I walked through the wide metal doors and into the dojo in Tokyo, which was actually a junior high school gymnasium. Of the maybe 10 people out on the wooden floor in their karate gis, one stood out clearly from all the rest. It wasn’t either of the young girls who fought a lively sparring match. It wasn’t the black belt teacher who paced around refereeing the contest. It wasn’t any of the slim, strong teenagers who stood around the perimeter waiting for their turn to fight. It was a man who stood still, close by but with his back turned to me. He was tall and thin, his hair buzzed short. His feet were planted evenly just more than shoulder width apart. Loose fists hung easily by his thighs. His posture was straight, but not rigid or forced. Something about the way he stood was commanding. Without him moving, you could tell this guy was a serious karate badass. When he finally turned and I saw the Japanese flag on his gi, a sign that he had been a member of the Japan national team, I knew my judgment was correct.
I saw and trained with a lot of skilled martial artists while I was in Japan, but of all the great performances I saw, something about Fujimoto Sensei’s stance stuck with me. So I decided to try a new practice: Forget about moving like a master, I just want to see if I can stand like one. Nowadays when I’m standing waiting for anything – the next karate drill, the next available teller at the bank – I try to assume Fujimoto’s posture, not just imitating how it looks from the outside but trying to internalize the sense of ease, stability and readiness it radiates. Already I’ve learned so much.
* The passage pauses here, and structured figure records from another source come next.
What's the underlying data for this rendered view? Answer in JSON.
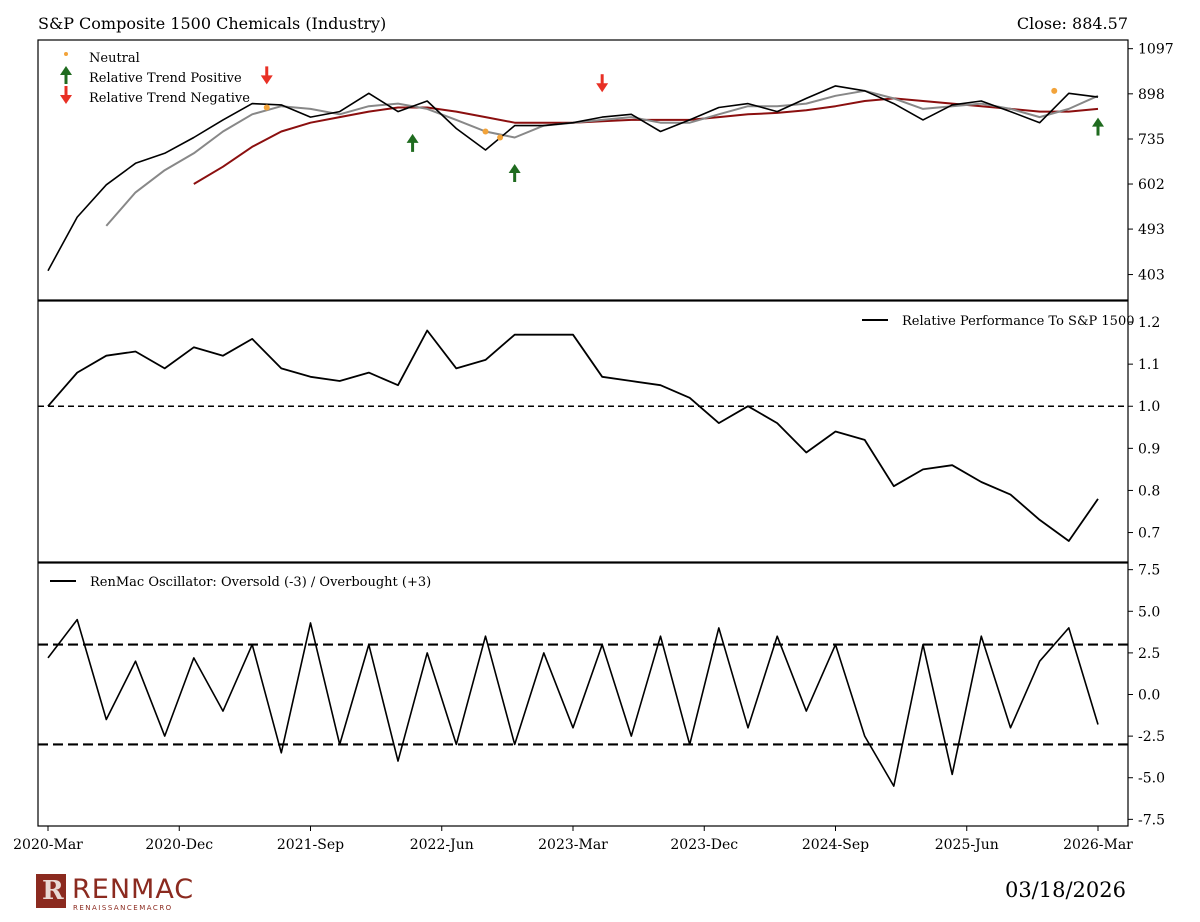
{
  "header": {
    "title": "S&P Composite 1500 Chemicals (Industry)",
    "close_label": "Close: 884.57"
  },
  "footer": {
    "logo_brand": "RENMAC",
    "logo_sub": "RENAISSANCEMACRO",
    "date": "03/18/2026"
  },
  "chart_data": [
    {
      "type": "line",
      "panel": "price",
      "y_scale": "log",
      "ylim": [
        360,
        1140
      ],
      "y_ticks": [
        1097,
        898,
        735,
        602,
        493,
        403
      ],
      "x_ticks": [
        "2020-Mar",
        "2020-Dec",
        "2021-Sep",
        "2022-Jun",
        "2023-Mar",
        "2023-Dec",
        "2024-Sep",
        "2025-Jun",
        "2026-Mar"
      ],
      "legend": [
        {
          "name": "Neutral",
          "marker": "dot",
          "color": "#f2a33a"
        },
        {
          "name": "Relative Trend Positive",
          "marker": "arrow-up",
          "color": "#1f6b1f"
        },
        {
          "name": "Relative Trend Negative",
          "marker": "arrow-down",
          "color": "#e83025"
        }
      ],
      "legend_position": "top-left",
      "x": [
        "2020-03",
        "2020-05",
        "2020-07",
        "2020-09",
        "2020-11",
        "2021-01",
        "2021-03",
        "2021-05",
        "2021-07",
        "2021-09",
        "2021-11",
        "2022-01",
        "2022-03",
        "2022-05",
        "2022-07",
        "2022-09",
        "2022-11",
        "2023-01",
        "2023-03",
        "2023-05",
        "2023-07",
        "2023-09",
        "2023-11",
        "2024-01",
        "2024-03",
        "2024-05",
        "2024-07",
        "2024-09",
        "2024-11",
        "2025-01",
        "2025-03",
        "2025-05",
        "2025-07",
        "2025-09",
        "2025-11",
        "2026-01",
        "2026-03"
      ],
      "series": [
        {
          "values": [
            410,
            520,
            600,
            660,
            690,
            740,
            800,
            860,
            855,
            810,
            830,
            900,
            830,
            870,
            770,
            700,
            780,
            780,
            790,
            810,
            820,
            760,
            800,
            845,
            860,
            830,
            880,
            930,
            910,
            860,
            800,
            855,
            870,
            830,
            790,
            900,
            885
          ]
        },
        {
          "values": [
            null,
            null,
            500,
            580,
            640,
            690,
            760,
            820,
            850,
            840,
            820,
            850,
            860,
            840,
            800,
            760,
            740,
            780,
            790,
            800,
            810,
            790,
            790,
            820,
            850,
            850,
            860,
            890,
            910,
            880,
            840,
            850,
            860,
            840,
            810,
            840,
            890
          ]
        },
        {
          "values": [
            null,
            null,
            null,
            null,
            null,
            602,
            650,
            710,
            760,
            790,
            810,
            830,
            845,
            845,
            830,
            810,
            790,
            790,
            790,
            795,
            800,
            800,
            800,
            810,
            820,
            825,
            835,
            850,
            870,
            880,
            870,
            860,
            850,
            840,
            830,
            830,
            840
          ]
        }
      ],
      "signals": [
        {
          "x": "2021-06",
          "type": "negative",
          "price": 880
        },
        {
          "x": "2022-04",
          "type": "positive",
          "price": 800
        },
        {
          "x": "2022-11",
          "type": "positive",
          "price": 700
        },
        {
          "x": "2023-05",
          "type": "negative",
          "price": 850
        },
        {
          "x": "2026-03",
          "type": "positive",
          "price": 860
        }
      ],
      "neutral_points": [
        {
          "x": "2021-06",
          "price": 845
        },
        {
          "x": "2022-09",
          "price": 760
        },
        {
          "x": "2022-10",
          "price": 740
        },
        {
          "x": "2025-12",
          "price": 910
        }
      ]
    },
    {
      "type": "line",
      "panel": "relative",
      "ylim": [
        0.63,
        1.25
      ],
      "y_ticks": [
        1.2,
        1.1,
        1.0,
        0.9,
        0.8,
        0.7
      ],
      "reference_line": 1.0,
      "legend": [
        {
          "name": "Relative Performance To S&P 1500"
        }
      ],
      "legend_position": "top-right",
      "x": [
        "2020-03",
        "2020-05",
        "2020-07",
        "2020-09",
        "2020-11",
        "2021-01",
        "2021-03",
        "2021-05",
        "2021-07",
        "2021-09",
        "2021-11",
        "2022-01",
        "2022-03",
        "2022-05",
        "2022-07",
        "2022-09",
        "2022-11",
        "2023-01",
        "2023-03",
        "2023-05",
        "2023-07",
        "2023-09",
        "2023-11",
        "2024-01",
        "2024-03",
        "2024-05",
        "2024-07",
        "2024-09",
        "2024-11",
        "2025-01",
        "2025-03",
        "2025-05",
        "2025-07",
        "2025-09",
        "2025-11",
        "2026-01",
        "2026-03"
      ],
      "series": [
        {
          "name": "Relative Performance To S&P 1500",
          "values": [
            1.0,
            1.08,
            1.12,
            1.13,
            1.09,
            1.14,
            1.12,
            1.16,
            1.09,
            1.07,
            1.06,
            1.08,
            1.05,
            1.18,
            1.09,
            1.11,
            1.17,
            1.17,
            1.17,
            1.07,
            1.06,
            1.05,
            1.02,
            0.96,
            1.0,
            0.96,
            0.89,
            0.94,
            0.92,
            0.81,
            0.85,
            0.86,
            0.82,
            0.79,
            0.73,
            0.68,
            0.78
          ]
        }
      ]
    },
    {
      "type": "line",
      "panel": "oscillator",
      "ylim": [
        -7.9,
        7.9
      ],
      "y_ticks": [
        7.5,
        5.0,
        2.5,
        0.0,
        -2.5,
        -5.0,
        -7.5
      ],
      "reference_lines": [
        3,
        -3
      ],
      "legend": [
        {
          "name": "RenMac Oscillator: Oversold (-3) / Overbought (+3)"
        }
      ],
      "legend_position": "top-left",
      "x": [
        "2020-03",
        "2020-05",
        "2020-07",
        "2020-09",
        "2020-11",
        "2021-01",
        "2021-03",
        "2021-05",
        "2021-07",
        "2021-09",
        "2021-11",
        "2022-01",
        "2022-03",
        "2022-05",
        "2022-07",
        "2022-09",
        "2022-11",
        "2023-01",
        "2023-03",
        "2023-05",
        "2023-07",
        "2023-09",
        "2023-11",
        "2024-01",
        "2024-03",
        "2024-05",
        "2024-07",
        "2024-09",
        "2024-11",
        "2025-01",
        "2025-03",
        "2025-05",
        "2025-07",
        "2025-09",
        "2025-11",
        "2026-01",
        "2026-03"
      ],
      "series": [
        {
          "name": "RenMac Oscillator: Oversold (-3) / Overbought (+3)",
          "values": [
            2.2,
            4.5,
            -1.5,
            2.0,
            -2.5,
            2.2,
            -1.0,
            3.0,
            -3.5,
            4.3,
            -3.0,
            3.0,
            -4.0,
            2.5,
            -3.0,
            3.5,
            -3.0,
            2.5,
            -2.0,
            3.0,
            -2.5,
            3.5,
            -3.0,
            4.0,
            -2.0,
            3.5,
            -1.0,
            3.0,
            -2.5,
            -5.5,
            3.0,
            -4.8,
            3.5,
            -2.0,
            2.0,
            4.0,
            -1.8
          ]
        }
      ]
    }
  ]
}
On a purely physical level, when I adopt the Fujimoto stance I find my hips rolling slightly forward. This flattens my back, makes my center more solid and brings my weight more forward onto the balls of my feet, where it belongs if I want to move with speed, balance and ease. My shoulders relax and my chest is neither stuck out nor caved in. And when I adjust to this stable and energizing stance, I see clearly how old habits have unbalanced my body. I feel tension in my calves and hip flexors, chronically shortened by habitually weak posture. And I also see clearly how I can correct these problems, which will allow me to improve my balance, fluidity and flexibility in general.
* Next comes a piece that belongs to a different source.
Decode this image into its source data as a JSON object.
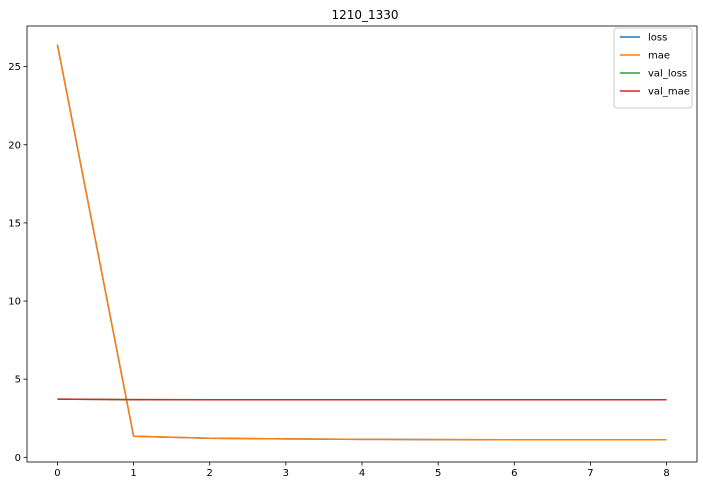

These physical lessons are fascinating and valuable but through this stance training I’m learning something deeper and more beautiful. In martial arts training, we all begin with learning the basics of stances and how to hold our bodies. Over time we add more and more techniques of increasing complexity. But the more I travel down this path I realize that it’s not the gross body movements that make for real skill in movement. It’s the subtle things that are crucial factors, things invisible to all but the most trained eye, like just where on your foot you are keeping your weight, or to what degree your hips are tucked in. In these cases millimeters make all the difference, and when you dive in deep into your art you find yourself paying more attention to the most basic things – exactly how you stand, step, breathe. The process becomes elemental, more one of careful whittling away than of adding.
This becomes clear when you see that in my style of karate the highest level tests, for 8th degree black belt, consist of only a few basic techniques, techniques that you learn in your first year of training. Quality rules over quantity, and the ultimate point of training is not to learn a thousand ways to hurt someone, but to refine your own awareness and movement down to the finest levels, to achieve purity and perfection in the most simple techniques. In one sense you cycle back and end up where you began, only now the techniques unfold naturally, spontaneously, flawlessly and without thought.
Something similar happens with Buddhist meditation, at least the way I practice. At the beginning we have a method, following the breath for example. We sit and apply the method, but it takes effort and we find as we sit we notice so many other things – pain from sitting, noises in the environment, memories and thoughts passing through our minds. As we continue practicing, we develop the physical ability to sit still and comfortable, internally we achieve a level of concentration or mental quiet, we may have powerful visions or supra-normal sensations. In other words, we are expanding the inventory of our skill. With dedicated practice, subtle and profound states of consciousness can follow. But eventually it comes back to the basics. The truest sign of real cultivation is not in the proliferation of spiritual acrobatics, but in the finest, most natural development of the simplest technique. We only sit and observe various experiences as they arise, if they arise. But now it happens completely naturally, without judgment or identification. There is no “I”, only the practice.
Pablo Picasso is said to have remarked, “It took me four years to paint like Raphael, but a lifetime to paint like a child.” I think the cycling back to the beginning holds true in the deep pursuit of any art. The trick is, you have to take the whole journey in order to truly know the beginning. For me, this phase of the long journey started not with a single step, but with standing still.